January 1987

Hemorrhage Without Tissue Trauma Produces Immunosuppression and Enhances Susceptibility to Sepsis

Author Affiliations

From the Departments of Surgery, Yale University School of Medicine, New Haven, Conn (Drs Stephan, Kupper, Geha, and Chaudry), and St Louis University School of Medicine (Dr Baue). Dr Chaudry is now with the Department of Surgery, Michigan State University, East Lansing.

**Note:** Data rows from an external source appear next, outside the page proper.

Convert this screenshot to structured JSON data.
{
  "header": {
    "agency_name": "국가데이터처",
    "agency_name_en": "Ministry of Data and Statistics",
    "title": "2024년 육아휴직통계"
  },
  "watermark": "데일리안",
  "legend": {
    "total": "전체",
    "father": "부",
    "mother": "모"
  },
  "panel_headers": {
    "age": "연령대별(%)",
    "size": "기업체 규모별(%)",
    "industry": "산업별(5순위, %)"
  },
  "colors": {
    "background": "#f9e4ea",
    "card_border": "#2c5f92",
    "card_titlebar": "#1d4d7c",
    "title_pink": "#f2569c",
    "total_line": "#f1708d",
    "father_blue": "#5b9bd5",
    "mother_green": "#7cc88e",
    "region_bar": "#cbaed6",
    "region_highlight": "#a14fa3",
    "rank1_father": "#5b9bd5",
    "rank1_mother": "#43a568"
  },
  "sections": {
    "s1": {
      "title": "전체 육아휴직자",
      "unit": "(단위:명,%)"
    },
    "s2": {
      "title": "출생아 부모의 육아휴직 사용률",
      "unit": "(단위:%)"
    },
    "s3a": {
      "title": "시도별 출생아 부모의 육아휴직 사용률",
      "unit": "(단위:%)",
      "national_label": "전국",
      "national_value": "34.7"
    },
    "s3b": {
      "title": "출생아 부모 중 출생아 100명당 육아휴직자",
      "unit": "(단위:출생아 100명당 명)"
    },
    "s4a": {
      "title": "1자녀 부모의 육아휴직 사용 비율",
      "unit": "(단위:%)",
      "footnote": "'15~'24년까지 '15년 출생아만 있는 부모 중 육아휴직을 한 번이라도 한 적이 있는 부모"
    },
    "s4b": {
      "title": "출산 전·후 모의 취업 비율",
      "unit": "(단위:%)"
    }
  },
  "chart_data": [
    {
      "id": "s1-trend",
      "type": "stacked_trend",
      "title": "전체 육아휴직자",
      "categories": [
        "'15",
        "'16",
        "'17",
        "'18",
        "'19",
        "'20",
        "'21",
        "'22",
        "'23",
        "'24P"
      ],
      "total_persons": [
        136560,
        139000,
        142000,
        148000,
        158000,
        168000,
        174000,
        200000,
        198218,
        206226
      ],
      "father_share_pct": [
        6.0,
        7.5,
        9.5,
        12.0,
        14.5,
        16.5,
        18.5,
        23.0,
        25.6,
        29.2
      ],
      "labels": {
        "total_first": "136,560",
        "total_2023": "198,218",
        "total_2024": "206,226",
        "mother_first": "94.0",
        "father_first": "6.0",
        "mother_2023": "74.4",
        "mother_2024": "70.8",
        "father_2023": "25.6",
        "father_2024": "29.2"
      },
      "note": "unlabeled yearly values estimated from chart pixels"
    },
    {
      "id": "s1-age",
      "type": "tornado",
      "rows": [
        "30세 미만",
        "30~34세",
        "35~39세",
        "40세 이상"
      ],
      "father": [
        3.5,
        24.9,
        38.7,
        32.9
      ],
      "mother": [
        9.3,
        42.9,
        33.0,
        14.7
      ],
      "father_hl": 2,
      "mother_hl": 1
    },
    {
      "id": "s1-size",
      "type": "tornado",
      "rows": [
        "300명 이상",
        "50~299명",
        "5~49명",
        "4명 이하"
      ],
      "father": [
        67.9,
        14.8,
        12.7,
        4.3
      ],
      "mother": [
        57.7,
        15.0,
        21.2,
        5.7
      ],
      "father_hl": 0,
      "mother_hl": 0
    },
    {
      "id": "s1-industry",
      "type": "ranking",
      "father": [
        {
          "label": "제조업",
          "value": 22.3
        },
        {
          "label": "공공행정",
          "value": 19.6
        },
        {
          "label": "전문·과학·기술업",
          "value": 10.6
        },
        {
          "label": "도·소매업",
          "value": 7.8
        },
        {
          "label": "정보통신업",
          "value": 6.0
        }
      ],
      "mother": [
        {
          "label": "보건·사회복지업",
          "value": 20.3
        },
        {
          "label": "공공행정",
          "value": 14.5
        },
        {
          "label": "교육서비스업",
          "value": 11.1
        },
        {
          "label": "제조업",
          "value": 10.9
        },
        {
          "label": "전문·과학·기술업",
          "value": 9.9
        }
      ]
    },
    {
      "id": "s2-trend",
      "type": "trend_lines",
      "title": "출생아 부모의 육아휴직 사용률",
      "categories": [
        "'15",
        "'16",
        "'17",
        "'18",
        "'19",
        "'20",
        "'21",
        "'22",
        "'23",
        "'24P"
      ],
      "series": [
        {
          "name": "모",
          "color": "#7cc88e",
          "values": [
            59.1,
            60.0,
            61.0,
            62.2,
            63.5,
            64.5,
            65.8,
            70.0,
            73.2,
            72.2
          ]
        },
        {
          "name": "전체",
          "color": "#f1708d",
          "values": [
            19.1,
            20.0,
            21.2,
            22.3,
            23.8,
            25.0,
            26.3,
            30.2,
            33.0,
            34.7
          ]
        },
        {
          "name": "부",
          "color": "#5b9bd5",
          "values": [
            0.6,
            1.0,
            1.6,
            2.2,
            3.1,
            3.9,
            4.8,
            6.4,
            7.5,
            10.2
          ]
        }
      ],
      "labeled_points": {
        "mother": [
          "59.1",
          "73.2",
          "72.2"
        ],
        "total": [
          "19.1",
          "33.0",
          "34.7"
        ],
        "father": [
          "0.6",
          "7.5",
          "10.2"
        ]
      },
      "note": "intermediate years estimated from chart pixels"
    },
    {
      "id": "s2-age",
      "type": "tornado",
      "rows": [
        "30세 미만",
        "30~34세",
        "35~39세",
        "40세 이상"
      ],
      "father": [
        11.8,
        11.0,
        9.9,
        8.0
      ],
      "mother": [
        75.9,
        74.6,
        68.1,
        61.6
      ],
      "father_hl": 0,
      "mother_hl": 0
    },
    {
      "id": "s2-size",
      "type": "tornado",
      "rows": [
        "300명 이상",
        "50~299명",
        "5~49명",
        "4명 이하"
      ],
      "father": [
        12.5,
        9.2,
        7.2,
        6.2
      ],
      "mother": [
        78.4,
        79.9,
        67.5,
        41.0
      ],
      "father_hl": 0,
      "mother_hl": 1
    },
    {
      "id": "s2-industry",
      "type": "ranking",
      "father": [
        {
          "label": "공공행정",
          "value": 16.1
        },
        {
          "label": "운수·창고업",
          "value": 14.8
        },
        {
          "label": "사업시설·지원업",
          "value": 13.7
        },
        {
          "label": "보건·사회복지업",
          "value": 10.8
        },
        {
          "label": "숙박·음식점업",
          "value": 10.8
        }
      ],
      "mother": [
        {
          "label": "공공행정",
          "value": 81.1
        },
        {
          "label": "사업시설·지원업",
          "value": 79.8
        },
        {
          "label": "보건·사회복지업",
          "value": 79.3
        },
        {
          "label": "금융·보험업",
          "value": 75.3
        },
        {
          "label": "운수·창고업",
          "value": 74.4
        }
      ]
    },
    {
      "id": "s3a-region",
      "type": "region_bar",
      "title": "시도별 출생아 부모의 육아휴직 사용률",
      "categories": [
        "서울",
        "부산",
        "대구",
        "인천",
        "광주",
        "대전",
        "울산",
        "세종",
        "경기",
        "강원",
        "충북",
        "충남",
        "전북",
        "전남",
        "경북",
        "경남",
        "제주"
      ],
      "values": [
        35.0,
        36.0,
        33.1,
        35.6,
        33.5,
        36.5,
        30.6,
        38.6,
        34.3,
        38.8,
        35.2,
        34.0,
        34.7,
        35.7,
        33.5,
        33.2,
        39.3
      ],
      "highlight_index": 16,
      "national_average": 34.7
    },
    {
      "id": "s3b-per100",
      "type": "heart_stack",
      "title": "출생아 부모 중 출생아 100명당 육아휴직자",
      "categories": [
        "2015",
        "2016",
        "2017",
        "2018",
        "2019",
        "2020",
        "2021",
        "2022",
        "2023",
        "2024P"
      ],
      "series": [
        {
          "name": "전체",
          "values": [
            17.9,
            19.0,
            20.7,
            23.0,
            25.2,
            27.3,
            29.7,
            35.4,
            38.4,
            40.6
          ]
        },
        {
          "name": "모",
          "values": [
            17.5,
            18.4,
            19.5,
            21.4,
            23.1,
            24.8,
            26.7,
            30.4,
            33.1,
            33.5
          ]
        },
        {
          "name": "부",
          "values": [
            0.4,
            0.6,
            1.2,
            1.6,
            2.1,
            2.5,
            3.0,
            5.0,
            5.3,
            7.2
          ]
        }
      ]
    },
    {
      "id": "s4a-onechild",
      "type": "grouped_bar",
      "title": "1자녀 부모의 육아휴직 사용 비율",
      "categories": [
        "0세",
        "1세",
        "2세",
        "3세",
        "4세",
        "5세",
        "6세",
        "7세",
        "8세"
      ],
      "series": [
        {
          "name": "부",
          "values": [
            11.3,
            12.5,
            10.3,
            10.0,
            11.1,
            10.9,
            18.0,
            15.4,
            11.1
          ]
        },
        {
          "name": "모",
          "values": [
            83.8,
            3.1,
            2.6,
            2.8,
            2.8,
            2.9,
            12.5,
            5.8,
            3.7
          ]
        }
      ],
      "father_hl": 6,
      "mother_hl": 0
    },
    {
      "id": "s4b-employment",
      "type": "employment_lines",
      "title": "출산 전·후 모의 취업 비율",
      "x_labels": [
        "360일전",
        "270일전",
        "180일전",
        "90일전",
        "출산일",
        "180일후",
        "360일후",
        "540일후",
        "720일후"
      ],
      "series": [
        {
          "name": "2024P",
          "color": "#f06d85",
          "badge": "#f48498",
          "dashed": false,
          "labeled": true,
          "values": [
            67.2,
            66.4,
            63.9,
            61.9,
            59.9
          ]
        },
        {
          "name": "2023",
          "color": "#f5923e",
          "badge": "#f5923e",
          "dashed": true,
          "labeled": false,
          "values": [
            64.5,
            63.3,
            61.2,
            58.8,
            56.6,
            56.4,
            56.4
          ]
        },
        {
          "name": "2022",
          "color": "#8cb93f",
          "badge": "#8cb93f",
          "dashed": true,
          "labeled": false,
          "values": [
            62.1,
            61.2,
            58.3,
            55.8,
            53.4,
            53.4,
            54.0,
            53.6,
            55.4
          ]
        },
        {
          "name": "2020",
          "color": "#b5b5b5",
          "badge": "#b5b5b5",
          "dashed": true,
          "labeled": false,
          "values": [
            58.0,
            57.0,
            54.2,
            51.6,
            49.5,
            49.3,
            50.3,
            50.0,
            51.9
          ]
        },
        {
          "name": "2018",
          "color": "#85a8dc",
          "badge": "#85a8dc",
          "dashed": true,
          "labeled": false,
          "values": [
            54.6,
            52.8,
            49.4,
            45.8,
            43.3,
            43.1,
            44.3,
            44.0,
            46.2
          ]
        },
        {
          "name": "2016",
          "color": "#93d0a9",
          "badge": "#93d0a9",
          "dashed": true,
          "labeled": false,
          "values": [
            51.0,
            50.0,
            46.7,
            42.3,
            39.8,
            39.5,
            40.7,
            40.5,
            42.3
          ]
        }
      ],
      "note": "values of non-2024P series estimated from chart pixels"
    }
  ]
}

Arch Surg. 1987;122(1):62-68. doi:10.1001/archsurg.1987.01400130068010

• To determine whether hemorrhage without major tissue trauma can itself produce immunosuppression, the effect of hemorrhage on the lymphocyte response to T-cell mitogen in endotoxin-resistant C3H/HEJ mice was measured. The mice were bled to achieve a mean blood pressure of 35 mm Hg, maintained at that level for one hour, and then adequately resuscitated. On days 1 through 10 thereafter, the proliferative responses of the splenocytes to concanavalin A were measured and allogeneic mixed lymphocyte reaction was performed. The proliferative responses to mitogen stimulation as well as the results of mixed lymphocyte reaction studies indicated that marked immunosuppression occurred at day 1. Immunosuppression persisted for at least five days following hemorrhage, as evidenced by mitogen stimulation assay. Another group of mice was subjected to sepsis three days after hemorrhage and resuscitation. The mortalities in the sham-hemorrhage and hemorrhage groups following sepsis were 58% and 100%, respectively. Thus, a significant depression of cellular immunity occurred following simple hemorrhage despite adequate resuscitation, and this immunosuppression enhanced the susceptibility to sepsis.